By Richard Cowan
WASHINGTON (Reuters) – A federal government spending deal being worked out in the U.S. Congress includes additional funding to boost border security, protect the upcoming elections in November and rebuild aging infrastructure, a source familiar with the negotiations said on Wednesday.
While the source said a final overall spending agreement had not been reached, other Republican and Democratic congressional aides have told Reuters that leaders plan to unveil their agreement on the $1.3 trillion spending bill later on Wednesday.
Lawmakers in the Republican-controlled Congress have until Friday night to reach a deal before a lapse would force federal agencies to suspend operations. The current plan would provide for government funding through Sept. 30, after a series of short-term funding measures implemented since last fall.
Republican leaders in the House and Senate said on Tuesday they were close to a deal and hoped to complete legislation by Friday as they worked to overcome divisions over several thorny issues such as President Donald Trump’s proposed border wall.
So far, the package provides $1.6 billion for some fencing along the U.S. border with Mexico and other technological border security efforts, the source said.
Trump had sought $25 billion for a full wall, but negotiations fell through to provide more money in exchange for protections for “Dreamers,” young adults who were brought illegally into the United States as children.
The spending plan also provides $307 million more than the Trump administration’s request for the FBI to counter Russian cyber attacks, and $380 million for U.S. states to improve their technology before November’s congressional election, according to the source.
U.S. intelligence agencies have concluded that Russia sought to meddle in the 2016 presidential election campaign, and intelligence chiefs said last month that Russia will seek to interfere in the midterm elections this year by using social media to spread propaganda and misleading reports. Russia has denied any interference.
The planned spending measure allocates $10 billion for spending on infrastructure such as highways, airports and railroads. It also includes money for the so-called Gateway rail tunnel connecting New York and New Jersey, the source said.
Trump has threatened to veto the bill if the Gateway project is included.

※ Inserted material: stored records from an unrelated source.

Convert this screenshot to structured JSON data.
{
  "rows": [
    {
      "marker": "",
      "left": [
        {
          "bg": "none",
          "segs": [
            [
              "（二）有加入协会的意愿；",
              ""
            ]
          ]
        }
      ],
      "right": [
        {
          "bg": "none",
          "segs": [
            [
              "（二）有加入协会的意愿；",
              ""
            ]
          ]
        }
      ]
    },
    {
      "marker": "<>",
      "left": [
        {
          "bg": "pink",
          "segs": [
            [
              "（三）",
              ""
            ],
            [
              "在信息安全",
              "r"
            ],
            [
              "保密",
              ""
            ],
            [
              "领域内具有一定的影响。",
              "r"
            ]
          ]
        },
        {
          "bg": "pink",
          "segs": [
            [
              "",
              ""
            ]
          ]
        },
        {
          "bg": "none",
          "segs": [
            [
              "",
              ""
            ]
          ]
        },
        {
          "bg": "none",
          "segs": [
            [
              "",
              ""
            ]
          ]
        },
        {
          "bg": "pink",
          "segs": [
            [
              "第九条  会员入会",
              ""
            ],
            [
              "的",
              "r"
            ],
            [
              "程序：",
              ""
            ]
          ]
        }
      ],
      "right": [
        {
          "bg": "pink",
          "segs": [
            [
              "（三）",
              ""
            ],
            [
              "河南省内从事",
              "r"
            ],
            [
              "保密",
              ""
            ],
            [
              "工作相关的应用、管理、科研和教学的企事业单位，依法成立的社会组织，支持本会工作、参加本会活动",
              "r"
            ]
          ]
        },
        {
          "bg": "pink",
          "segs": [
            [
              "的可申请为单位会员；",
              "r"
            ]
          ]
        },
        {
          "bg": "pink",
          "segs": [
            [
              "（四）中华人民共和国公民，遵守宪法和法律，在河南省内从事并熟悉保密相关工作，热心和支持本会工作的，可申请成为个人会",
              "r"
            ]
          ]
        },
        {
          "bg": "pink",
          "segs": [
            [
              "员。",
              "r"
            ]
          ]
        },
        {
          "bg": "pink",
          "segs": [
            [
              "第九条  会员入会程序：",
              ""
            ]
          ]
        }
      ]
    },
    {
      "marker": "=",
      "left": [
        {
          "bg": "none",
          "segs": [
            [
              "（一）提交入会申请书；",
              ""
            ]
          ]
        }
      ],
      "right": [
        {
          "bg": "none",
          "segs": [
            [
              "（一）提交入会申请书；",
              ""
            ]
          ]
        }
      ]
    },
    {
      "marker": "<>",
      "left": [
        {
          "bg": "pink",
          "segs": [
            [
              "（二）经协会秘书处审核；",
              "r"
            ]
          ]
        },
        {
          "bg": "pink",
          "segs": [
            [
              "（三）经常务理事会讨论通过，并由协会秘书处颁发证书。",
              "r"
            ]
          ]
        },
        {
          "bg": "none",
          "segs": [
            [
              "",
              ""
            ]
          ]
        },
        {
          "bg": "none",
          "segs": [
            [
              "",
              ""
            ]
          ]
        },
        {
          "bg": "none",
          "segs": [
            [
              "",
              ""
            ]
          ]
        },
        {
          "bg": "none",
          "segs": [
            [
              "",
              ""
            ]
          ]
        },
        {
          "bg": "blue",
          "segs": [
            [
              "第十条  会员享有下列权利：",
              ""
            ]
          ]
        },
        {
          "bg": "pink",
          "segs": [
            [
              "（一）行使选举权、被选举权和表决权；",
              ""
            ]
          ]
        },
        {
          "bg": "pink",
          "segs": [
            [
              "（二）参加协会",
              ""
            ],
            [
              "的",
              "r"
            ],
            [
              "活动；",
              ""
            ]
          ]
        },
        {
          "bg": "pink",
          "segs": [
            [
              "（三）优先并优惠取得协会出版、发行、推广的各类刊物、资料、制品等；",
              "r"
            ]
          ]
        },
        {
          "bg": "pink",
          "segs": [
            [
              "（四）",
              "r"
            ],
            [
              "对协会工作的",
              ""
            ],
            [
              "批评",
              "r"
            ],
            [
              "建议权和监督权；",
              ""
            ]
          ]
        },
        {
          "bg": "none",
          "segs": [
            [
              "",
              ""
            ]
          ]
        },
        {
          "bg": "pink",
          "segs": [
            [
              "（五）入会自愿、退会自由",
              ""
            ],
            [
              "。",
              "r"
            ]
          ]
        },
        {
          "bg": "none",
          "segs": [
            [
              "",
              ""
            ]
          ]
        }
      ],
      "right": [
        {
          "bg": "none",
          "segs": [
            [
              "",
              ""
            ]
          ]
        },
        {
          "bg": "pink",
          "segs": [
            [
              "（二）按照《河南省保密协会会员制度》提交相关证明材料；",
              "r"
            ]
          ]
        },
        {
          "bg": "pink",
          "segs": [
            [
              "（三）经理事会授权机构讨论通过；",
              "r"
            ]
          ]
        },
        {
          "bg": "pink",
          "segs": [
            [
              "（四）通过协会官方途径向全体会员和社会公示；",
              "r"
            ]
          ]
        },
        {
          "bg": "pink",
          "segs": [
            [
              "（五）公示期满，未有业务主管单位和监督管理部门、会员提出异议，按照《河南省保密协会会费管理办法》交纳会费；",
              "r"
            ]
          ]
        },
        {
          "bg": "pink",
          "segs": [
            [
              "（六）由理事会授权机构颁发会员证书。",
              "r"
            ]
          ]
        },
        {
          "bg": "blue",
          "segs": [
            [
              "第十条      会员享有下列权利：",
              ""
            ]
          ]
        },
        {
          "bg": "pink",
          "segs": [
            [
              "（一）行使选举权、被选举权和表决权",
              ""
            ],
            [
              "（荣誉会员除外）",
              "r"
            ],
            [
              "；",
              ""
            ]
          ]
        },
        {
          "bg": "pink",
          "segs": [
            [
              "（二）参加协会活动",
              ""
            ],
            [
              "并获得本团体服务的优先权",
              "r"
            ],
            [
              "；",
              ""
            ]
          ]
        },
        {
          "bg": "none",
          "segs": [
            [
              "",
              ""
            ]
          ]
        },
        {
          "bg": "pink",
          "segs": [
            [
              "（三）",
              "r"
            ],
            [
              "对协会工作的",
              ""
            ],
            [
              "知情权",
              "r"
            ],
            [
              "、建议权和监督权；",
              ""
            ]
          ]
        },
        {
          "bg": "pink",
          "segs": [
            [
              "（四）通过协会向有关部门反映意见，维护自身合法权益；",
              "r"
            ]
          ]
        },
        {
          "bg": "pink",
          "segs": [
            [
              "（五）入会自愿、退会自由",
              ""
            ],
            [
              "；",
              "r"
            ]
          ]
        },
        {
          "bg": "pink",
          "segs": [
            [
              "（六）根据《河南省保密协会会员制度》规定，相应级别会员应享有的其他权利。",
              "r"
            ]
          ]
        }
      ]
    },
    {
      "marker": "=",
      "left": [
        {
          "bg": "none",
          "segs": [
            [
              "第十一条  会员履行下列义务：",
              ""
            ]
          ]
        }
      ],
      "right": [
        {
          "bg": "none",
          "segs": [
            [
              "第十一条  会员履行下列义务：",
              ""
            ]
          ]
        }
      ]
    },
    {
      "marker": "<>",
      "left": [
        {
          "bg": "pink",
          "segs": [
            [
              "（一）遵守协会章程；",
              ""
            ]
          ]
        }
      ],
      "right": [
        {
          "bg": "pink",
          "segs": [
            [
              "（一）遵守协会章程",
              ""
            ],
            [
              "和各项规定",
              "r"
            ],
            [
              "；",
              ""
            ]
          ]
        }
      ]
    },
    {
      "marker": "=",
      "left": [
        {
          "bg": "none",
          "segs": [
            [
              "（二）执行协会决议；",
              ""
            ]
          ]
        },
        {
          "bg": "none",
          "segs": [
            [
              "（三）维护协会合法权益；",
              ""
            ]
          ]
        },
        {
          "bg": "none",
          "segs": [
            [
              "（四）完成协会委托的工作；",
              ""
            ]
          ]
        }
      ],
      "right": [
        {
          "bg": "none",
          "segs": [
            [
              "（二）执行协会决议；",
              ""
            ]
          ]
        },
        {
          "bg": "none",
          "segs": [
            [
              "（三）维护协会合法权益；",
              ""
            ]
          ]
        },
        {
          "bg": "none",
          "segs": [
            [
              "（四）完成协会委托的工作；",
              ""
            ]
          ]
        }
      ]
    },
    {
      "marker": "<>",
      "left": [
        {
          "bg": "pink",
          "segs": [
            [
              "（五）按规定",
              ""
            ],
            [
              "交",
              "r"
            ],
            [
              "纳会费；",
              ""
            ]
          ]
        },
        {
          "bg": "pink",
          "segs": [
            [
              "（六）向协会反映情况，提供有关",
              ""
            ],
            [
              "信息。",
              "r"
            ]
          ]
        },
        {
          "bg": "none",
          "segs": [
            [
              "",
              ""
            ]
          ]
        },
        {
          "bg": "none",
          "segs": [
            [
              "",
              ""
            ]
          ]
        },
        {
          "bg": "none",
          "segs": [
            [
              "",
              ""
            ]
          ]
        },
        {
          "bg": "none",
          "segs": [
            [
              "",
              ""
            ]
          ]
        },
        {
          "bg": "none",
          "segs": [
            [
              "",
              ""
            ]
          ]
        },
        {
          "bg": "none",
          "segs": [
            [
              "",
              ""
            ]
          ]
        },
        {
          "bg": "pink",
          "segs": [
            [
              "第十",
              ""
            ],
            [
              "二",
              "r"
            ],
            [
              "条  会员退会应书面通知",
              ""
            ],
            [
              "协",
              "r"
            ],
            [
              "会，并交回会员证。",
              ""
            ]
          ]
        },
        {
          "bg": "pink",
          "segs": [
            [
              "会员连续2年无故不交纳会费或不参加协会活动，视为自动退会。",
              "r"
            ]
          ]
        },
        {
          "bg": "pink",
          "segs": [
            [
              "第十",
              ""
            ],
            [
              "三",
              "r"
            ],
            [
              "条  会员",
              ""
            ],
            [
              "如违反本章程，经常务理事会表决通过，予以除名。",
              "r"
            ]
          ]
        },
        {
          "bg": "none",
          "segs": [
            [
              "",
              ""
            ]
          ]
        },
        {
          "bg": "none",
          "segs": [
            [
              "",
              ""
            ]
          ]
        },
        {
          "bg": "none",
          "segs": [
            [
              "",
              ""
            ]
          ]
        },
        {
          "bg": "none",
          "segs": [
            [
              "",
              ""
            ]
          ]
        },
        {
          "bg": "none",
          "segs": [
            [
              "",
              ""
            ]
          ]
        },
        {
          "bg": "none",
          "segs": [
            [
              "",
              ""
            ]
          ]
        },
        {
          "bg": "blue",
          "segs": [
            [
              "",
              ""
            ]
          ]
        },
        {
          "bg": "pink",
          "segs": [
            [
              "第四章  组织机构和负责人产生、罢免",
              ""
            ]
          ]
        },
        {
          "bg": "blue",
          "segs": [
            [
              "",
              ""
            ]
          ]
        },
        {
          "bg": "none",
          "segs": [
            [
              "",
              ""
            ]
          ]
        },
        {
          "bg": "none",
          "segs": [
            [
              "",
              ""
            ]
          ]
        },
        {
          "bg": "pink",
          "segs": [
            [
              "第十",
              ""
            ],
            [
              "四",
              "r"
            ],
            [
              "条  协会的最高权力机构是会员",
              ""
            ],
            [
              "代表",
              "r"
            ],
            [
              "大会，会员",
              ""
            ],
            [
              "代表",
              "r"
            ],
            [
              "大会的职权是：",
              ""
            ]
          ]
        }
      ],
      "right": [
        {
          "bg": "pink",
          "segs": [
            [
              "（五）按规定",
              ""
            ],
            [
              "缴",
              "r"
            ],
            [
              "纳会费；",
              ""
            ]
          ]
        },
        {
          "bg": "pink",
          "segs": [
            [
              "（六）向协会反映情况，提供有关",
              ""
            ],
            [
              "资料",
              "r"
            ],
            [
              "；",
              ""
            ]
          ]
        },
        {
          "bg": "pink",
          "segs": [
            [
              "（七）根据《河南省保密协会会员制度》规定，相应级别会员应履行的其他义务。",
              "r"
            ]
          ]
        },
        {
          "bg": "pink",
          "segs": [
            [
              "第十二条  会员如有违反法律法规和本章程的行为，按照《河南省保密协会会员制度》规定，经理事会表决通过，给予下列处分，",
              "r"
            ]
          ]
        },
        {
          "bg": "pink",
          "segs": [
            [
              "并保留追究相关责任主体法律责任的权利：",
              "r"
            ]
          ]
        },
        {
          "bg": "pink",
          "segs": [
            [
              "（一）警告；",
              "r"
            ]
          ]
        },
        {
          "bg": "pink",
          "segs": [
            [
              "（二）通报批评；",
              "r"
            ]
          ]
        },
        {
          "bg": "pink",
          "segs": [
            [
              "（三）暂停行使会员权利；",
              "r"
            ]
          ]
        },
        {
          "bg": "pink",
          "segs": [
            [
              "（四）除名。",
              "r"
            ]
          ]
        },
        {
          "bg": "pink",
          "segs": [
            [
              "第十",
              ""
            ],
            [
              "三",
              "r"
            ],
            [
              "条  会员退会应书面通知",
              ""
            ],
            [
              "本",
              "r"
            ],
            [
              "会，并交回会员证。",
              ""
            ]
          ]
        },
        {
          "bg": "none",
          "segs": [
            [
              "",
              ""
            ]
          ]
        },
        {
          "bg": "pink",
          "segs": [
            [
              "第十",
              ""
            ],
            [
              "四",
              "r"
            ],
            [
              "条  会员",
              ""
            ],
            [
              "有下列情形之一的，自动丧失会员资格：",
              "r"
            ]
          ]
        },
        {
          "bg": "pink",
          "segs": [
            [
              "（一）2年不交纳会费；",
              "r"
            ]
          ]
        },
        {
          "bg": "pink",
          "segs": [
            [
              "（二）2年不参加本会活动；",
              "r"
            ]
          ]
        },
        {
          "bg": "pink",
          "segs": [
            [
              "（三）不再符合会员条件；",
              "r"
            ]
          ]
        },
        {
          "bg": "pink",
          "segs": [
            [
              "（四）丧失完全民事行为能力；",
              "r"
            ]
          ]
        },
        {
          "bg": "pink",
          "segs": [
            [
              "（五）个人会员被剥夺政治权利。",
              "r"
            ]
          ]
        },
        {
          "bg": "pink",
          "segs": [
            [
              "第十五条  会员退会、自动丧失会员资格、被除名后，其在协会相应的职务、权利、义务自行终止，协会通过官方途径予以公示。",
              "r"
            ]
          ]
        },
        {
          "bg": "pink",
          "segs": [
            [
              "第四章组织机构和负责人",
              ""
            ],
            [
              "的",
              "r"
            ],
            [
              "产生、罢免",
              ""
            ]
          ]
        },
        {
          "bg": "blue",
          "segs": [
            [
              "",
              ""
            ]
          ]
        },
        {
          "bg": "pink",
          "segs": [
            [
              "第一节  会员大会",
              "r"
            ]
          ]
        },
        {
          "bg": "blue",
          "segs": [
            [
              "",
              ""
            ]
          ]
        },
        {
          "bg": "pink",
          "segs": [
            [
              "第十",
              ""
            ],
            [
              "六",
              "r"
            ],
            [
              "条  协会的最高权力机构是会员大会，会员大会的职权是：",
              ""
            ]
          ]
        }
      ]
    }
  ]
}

While its funds remain, they are directed through the U.S. Department of Transportation, rather than provided directly, Politico reported.
Additionally, lawmakers’ added $2.8 billion to address opioid addiction, the source said.
One potential stumbling block includes gun-related provisions prompted by a mass shooting at a Florida high school on Feb. 14 that killed 17 students and faculty members. On Tuesday, as another shooting swept over a high school in Maryland, House Speaker Paul Ryan said lawmakers were still discussing a proposal to improve federal background checks for gun purchases.
Another issue tying up negotiations was tax treatment for grain co-ops versus corporate producers, according to Politico.